Al-Rayes noted that the participation of the officers in the protests had taken place in very special circumstances, when all the Egyptian people and the army had revolted against the former Mubarak regime.
"They did nothing outside of this context. The SCAF itself announced its support for the protests and protected the protesters with tanks against the thugs of the former regime," he said.
According to one of the officers who attended the rehabilitation programme, and preferred not to use his name, the officers had spent three days a week attending classes in hospital while spending the rest of the week with their families.
Last week, a video posted on social networks showed one of the officers, who is still detained, demanding his release in the manner of colleagues conditionally released in April.

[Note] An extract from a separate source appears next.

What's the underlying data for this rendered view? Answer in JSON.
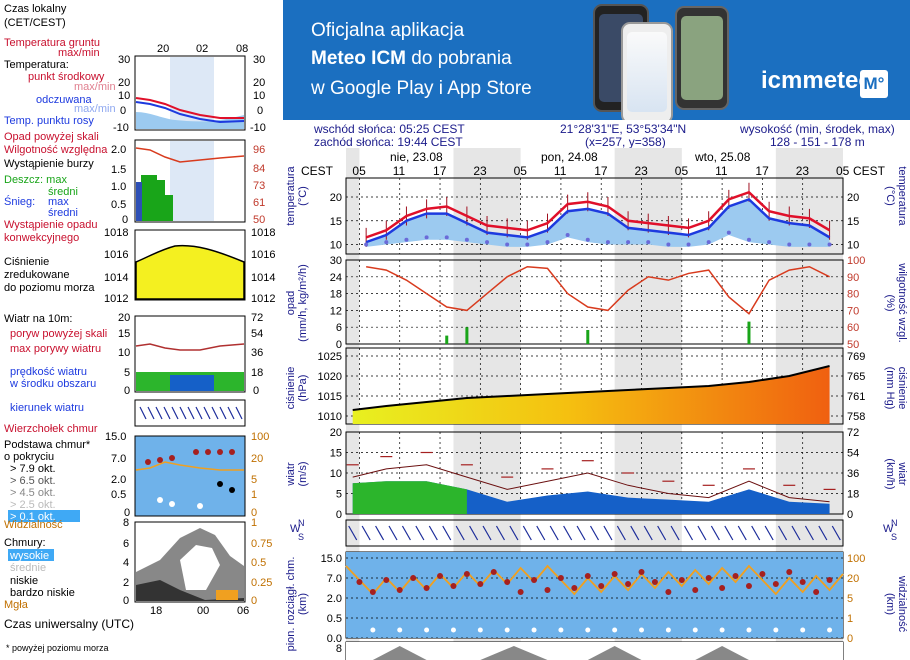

Officer Mohamed Wadie appears in the 29-minute video sitting on a chair, wearing his army uniform and speaking via his cell phone camera in a bare room. It is not clear how Wadie managed to smuggle the cell phone into the prison or upload the video onto the Internet.
"I didn't make the video to cause problems. I made it because I have questions to which I can find no answers," Wadie said. "My colleagues and I were arrested on the same day and we faced the same charges. So, why were they released and I am still here?"
Wadie has already been tried in four separate cases, and he has been sentenced to a total of five years in prison. One of the charges against him was that he and the other officers had "conspired to cause divisions within the Armed Forces."
"I went to Tahrir Square with my colleagues, hoping to make our country better and our army stronger," Wadie said. He had done the same thing as the military as a whole, he said, which from the beginning had announced its support for the revolution.